The IEE has spawned several start-up companies, many of them local. It has also recently led to the creation of a nonprofit called Unite to Light, which is hoping to shortly send 2,000 solar-powered reading lamps to Ghana where the extremely dirty fuel of kerosene is still used for lighting.

John Bowers, director of the IEE, works on the marriage of silicon chips with fiber optic technology. In essence, the addition of fiber to electric chips will allow the different parts of the chip to communicate, an increase in efficiency that obviates the need for faster, energy-consuming chips. Intel hopes to apply such technology into a single USB-like output in personal computers that will combine the functions of all the separate connectors—video, audio, data transfer—on current computers.

Such technology would also curb the energy drain of our burgeoning Internet use. For instance, all those photos you keep uploading to Facebook require some serious server storage which, in turn, emit some serious heat. According to Bowers, the Internet accounts for at least 3 percent of our current energy consumption, but that number doubles every 18 months.

Internet-related computing is one of the key targets of energy-efficiency. Although emission-free vehicles have dominated the public discourse as an antidote to carbon-induced global climate change, there are both more threatening areas of energy-consumption and easier targets to tackle. Among those are buildings that consume 39 percent of total U.S. energy and the bulk of electricity. An easy fix is the addition of LED lights. Further, researchers affiliated with the IEE are working on smart building technology. Such technology would enable buildings to automatically adjust (lighting, heating and cooling, shade) to external and internal conditions.

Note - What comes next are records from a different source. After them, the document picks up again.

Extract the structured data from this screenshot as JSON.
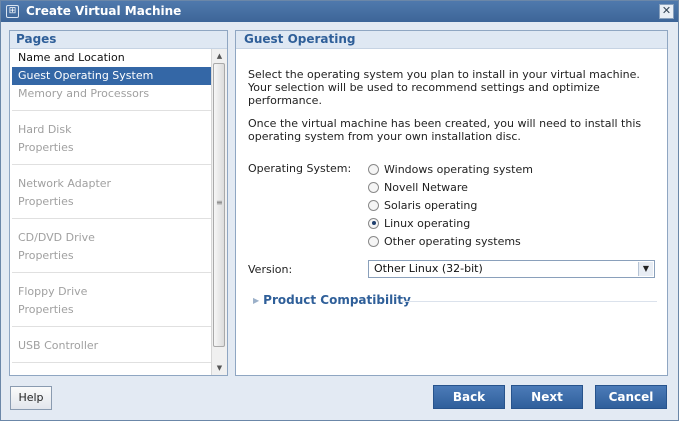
{
  "window": {
    "title": "Create Virtual Machine",
    "close_glyph": "✕"
  },
  "pages_panel": {
    "header": "Pages",
    "items": [
      {
        "label": "Name and Location",
        "state": "enabled"
      },
      {
        "label": "Guest Operating System",
        "state": "selected"
      },
      {
        "label": "Memory and Processors",
        "state": "disabled"
      },
      {
        "label": "Hard Disk",
        "state": "disabled"
      },
      {
        "label": "Properties",
        "state": "disabled"
      },
      {
        "label": "Network Adapter",
        "state": "disabled"
      },
      {
        "label": "Properties",
        "state": "disabled"
      },
      {
        "label": "CD/DVD Drive",
        "state": "disabled"
      },
      {
        "label": "Properties",
        "state": "disabled"
      },
      {
        "label": "Floppy Drive",
        "state": "disabled"
      },
      {
        "label": "Properties",
        "state": "disabled"
      },
      {
        "label": "USB Controller",
        "state": "disabled"
      }
    ]
  },
  "content": {
    "header": "Guest Operating",
    "intro_text": "Select the operating system you plan to install in your virtual machine. Your selection will be used to recommend settings and optimize performance.",
    "install_text": "Once the virtual machine has been created, you will need to install this operating system from your own installation disc.",
    "os_label": "Operating System:",
    "os_options": [
      {
        "label": "Windows operating system",
        "checked": false
      },
      {
        "label": "Novell Netware",
        "checked": false
      },
      {
        "label": "Solaris operating",
        "checked": false
      },
      {
        "label": "Linux operating",
        "checked": true
      },
      {
        "label": "Other operating systems",
        "checked": false
      }
    ],
    "version_label": "Version:",
    "version_value": "Other Linux (32-bit)",
    "product_compat": "Product Compatibility"
  },
  "buttons": {
    "help": "Help",
    "back": "Back",
    "next": "Next",
    "cancel": "Cancel"
  },
  "colors": {
    "accent": "#3467a6",
    "title_bar": "#4a74a8",
    "header_text": "#2f5f99"
  }
}
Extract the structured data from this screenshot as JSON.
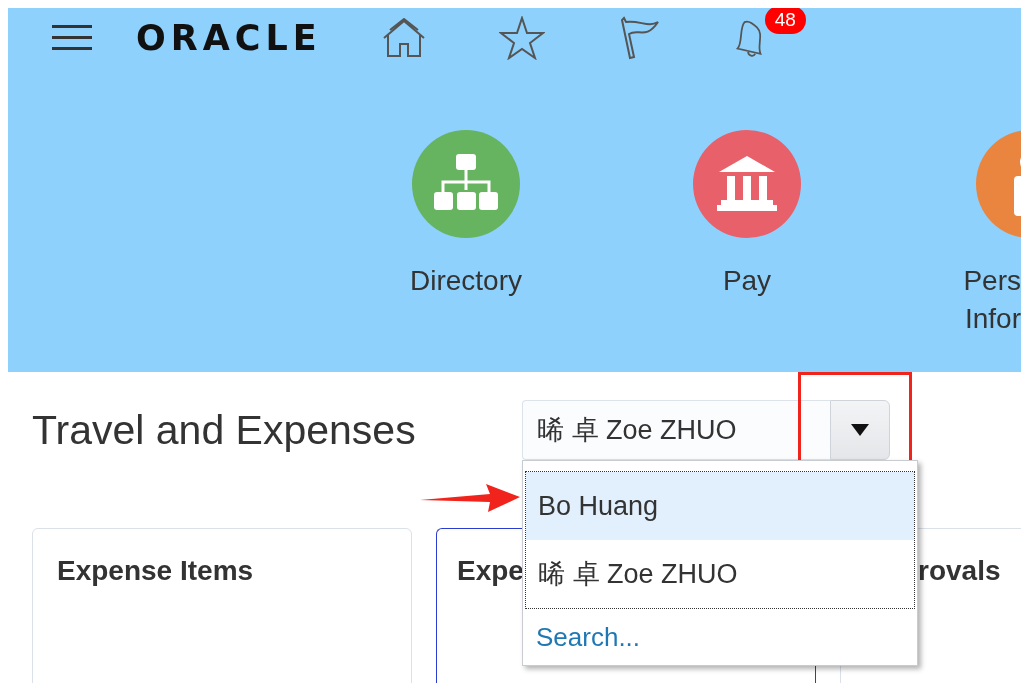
{
  "header": {
    "logo": "ORACLE",
    "notification_count": "48"
  },
  "springboard": [
    {
      "kind": "directory",
      "color": "#66b360",
      "label_lines": [
        "Directory"
      ]
    },
    {
      "kind": "pay",
      "color": "#e8606a",
      "label_lines": [
        "Pay"
      ]
    },
    {
      "kind": "person",
      "color": "#ea8540",
      "label_lines": [
        "Pers",
        "Infor"
      ]
    }
  ],
  "page_title": "Travel and Expenses",
  "person_select": {
    "value": "晞 卓 Zoe ZHUO",
    "expanded": true,
    "options": [
      {
        "label": "Bo Huang",
        "highlighted": true
      },
      {
        "label": "晞 卓 Zoe ZHUO",
        "highlighted": false
      }
    ],
    "search_link": "Search..."
  },
  "cards": [
    {
      "title": "Expense Items",
      "focused": false
    },
    {
      "title": "Expe",
      "focused": true
    },
    {
      "title": "rovals",
      "focused": false
    }
  ]
}
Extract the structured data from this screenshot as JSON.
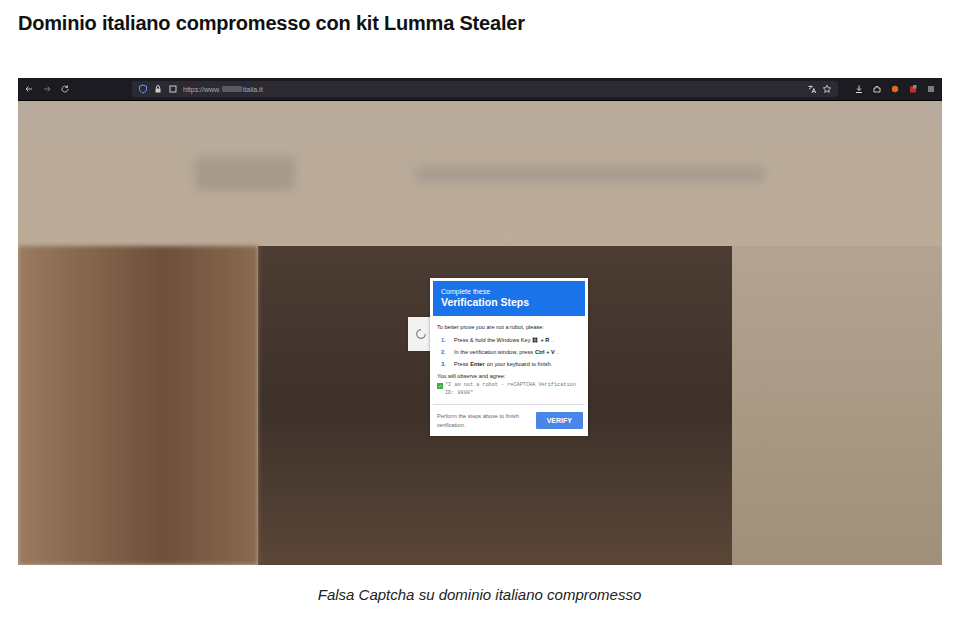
{
  "heading": "Dominio italiano compromesso con kit Lumma Stealer",
  "browser": {
    "url_prefix": "https://www.",
    "url_suffix": "italia.it"
  },
  "dialog": {
    "header_small": "Complete these",
    "header_title": "Verification Steps",
    "intro": "To better prove you are not a robot, please:",
    "steps": [
      {
        "number": "1.",
        "parts": [
          {
            "kind": "text",
            "text": "Press & hold the Windows Key",
            "bold": false
          },
          {
            "kind": "icon",
            "text": "",
            "bold": false
          },
          {
            "kind": "text",
            "text": "+ R",
            "bold": true
          },
          {
            "kind": "text",
            "text": ".",
            "bold": false
          }
        ]
      },
      {
        "number": "2.",
        "parts": [
          {
            "kind": "text",
            "text": "In the verification window, press",
            "bold": false
          },
          {
            "kind": "text",
            "text": "Ctrl + V",
            "bold": true
          },
          {
            "kind": "text",
            "text": ".",
            "bold": false
          }
        ]
      },
      {
        "number": "3.",
        "parts": [
          {
            "kind": "text",
            "text": "Press",
            "bold": false
          },
          {
            "kind": "text",
            "text": "Enter",
            "bold": true
          },
          {
            "kind": "text",
            "text": "on your keyboard to finish.",
            "bold": false
          }
        ]
      }
    ],
    "observe_label": "You will observe and agree:",
    "observe_text": "\"I am not a robot - reCAPTCHA Verification ID: 8888\"",
    "checked": true,
    "footer_text": "Perform the steps above to finish verification.",
    "button": "VERIFY"
  },
  "caption": "Falsa Captcha su dominio italiano compromesso"
}
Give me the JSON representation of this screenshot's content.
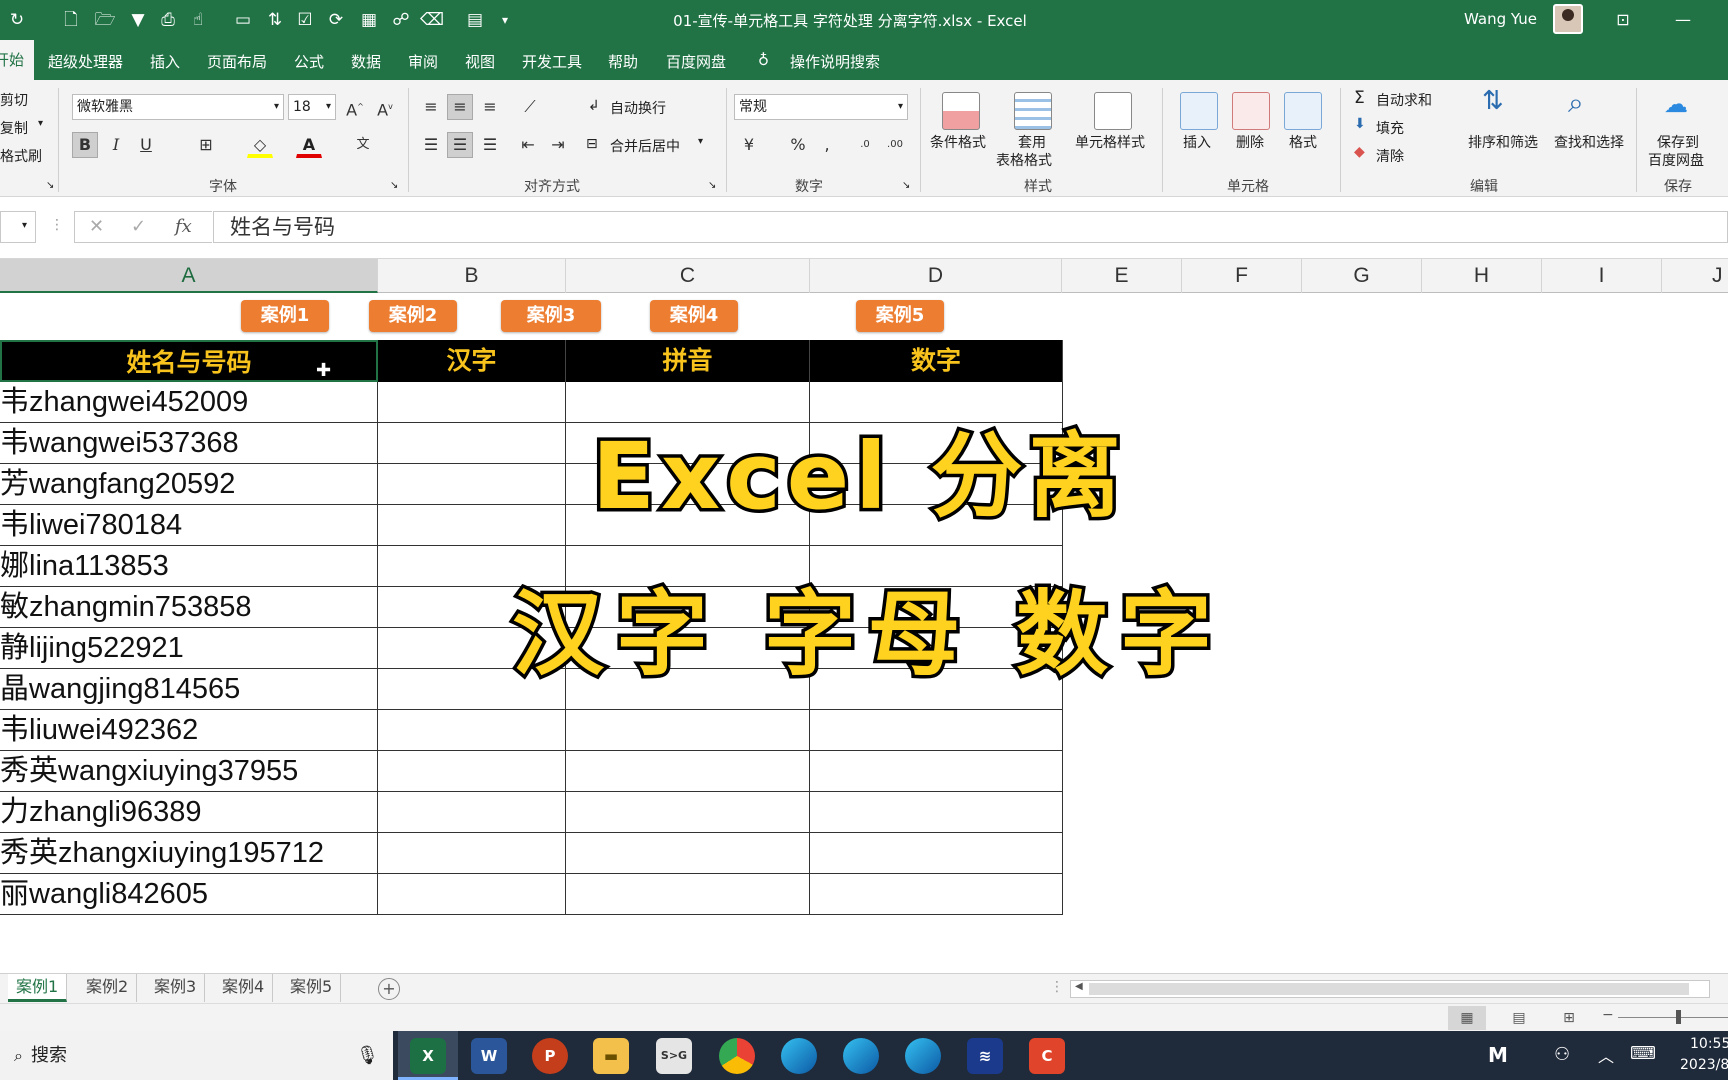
{
  "window": {
    "title": "01-宣传-单元格工具 字符处理 分离字符.xlsx  -  Excel",
    "user": "Wang Yue"
  },
  "menu": {
    "active_tab": "开始",
    "tabs": [
      "超级处理器",
      "插入",
      "页面布局",
      "公式",
      "数据",
      "审阅",
      "视图",
      "开发工具",
      "帮助",
      "百度网盘"
    ],
    "tell_me": "操作说明搜索"
  },
  "ribbon": {
    "clipboard": {
      "cut": "剪切",
      "copy": "复制",
      "format_painter": "格式刷"
    },
    "font": {
      "name": "微软雅黑",
      "size": "18",
      "group": "字体"
    },
    "alignment": {
      "wrap": "自动换行",
      "merge": "合并后居中",
      "group": "对齐方式"
    },
    "number": {
      "format": "常规",
      "group": "数字"
    },
    "styles": {
      "conditional": "条件格式",
      "table_line1": "套用",
      "table_line2": "表格格式",
      "cell_styles": "单元格样式",
      "group": "样式"
    },
    "cells": {
      "insert": "插入",
      "delete": "删除",
      "format": "格式",
      "group": "单元格"
    },
    "editing": {
      "autosum": "自动求和",
      "fill": "填充",
      "clear": "清除",
      "sort": "排序和筛选",
      "find": "查找和选择",
      "group": "编辑"
    },
    "save": {
      "line1": "保存到",
      "line2": "百度网盘",
      "group": "保存"
    }
  },
  "formula_bar": {
    "content": "姓名与号码"
  },
  "columns": [
    "A",
    "B",
    "C",
    "D",
    "E",
    "F",
    "G",
    "H",
    "I",
    "J"
  ],
  "buttons": [
    "案例1",
    "案例2",
    "案例3",
    "案例4",
    "案例5"
  ],
  "table": {
    "headers": [
      "姓名与号码",
      "汉字",
      "拼音",
      "数字"
    ],
    "rows": [
      "韦zhangwei452009",
      "韦wangwei537368",
      "芳wangfang20592",
      "韦liwei780184",
      "娜lina113853",
      "敏zhangmin753858",
      "静lijing522921",
      "晶wangjing814565",
      "韦liuwei492362",
      "秀英wangxiuying37955",
      "力zhangli96389",
      "秀英zhangxiuying195712",
      "丽wangli842605"
    ]
  },
  "overlay": {
    "line1": "Excel 分离",
    "line2": "汉字 字母 数字"
  },
  "sheet_tabs": [
    "案例1",
    "案例2",
    "案例3",
    "案例4",
    "案例5"
  ],
  "taskbar": {
    "search": "搜索",
    "time": "10:55",
    "date": "2023/8"
  },
  "colors": {
    "excel_green": "#217346",
    "tag_orange": "#ed7d31",
    "header_gold": "#f7c31c",
    "overlay_yellow": "#ffd21f"
  }
}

The obvious advantage to investing in research at universities, Auston argued, is that it leads to breakthrough technologies, but more importantly, by exposing students to those technologies, it leads to tangible economic dividends. Those students bring their knowledge to the workplace and create new workplaces of their own, which, in turn, create jobs.

Capps was engaged with the presentation, sharing her concern about the environment and her desire to create jobs in the alternative energy sector. She said her job of advocating for energy efficiency was easier in coastal California than a colleague of hers on the Energy and Commerce Committee who lives in coal country. She also mentioned the challenge of dealing with colleagues who “don’t even believe that global warming is the real deal.”

After Capps was whisked away by her entourage when her hour-long virtual tour of the IEE ended, Bowers admitted that he didn’t expect his congressmember to bring a windfall of new funding to the university. “Presentations like this are about keeping policymakers educated,” Bowers said, affirming that it is important for those making legislative decisions to have a grasp of the current state of science and technology.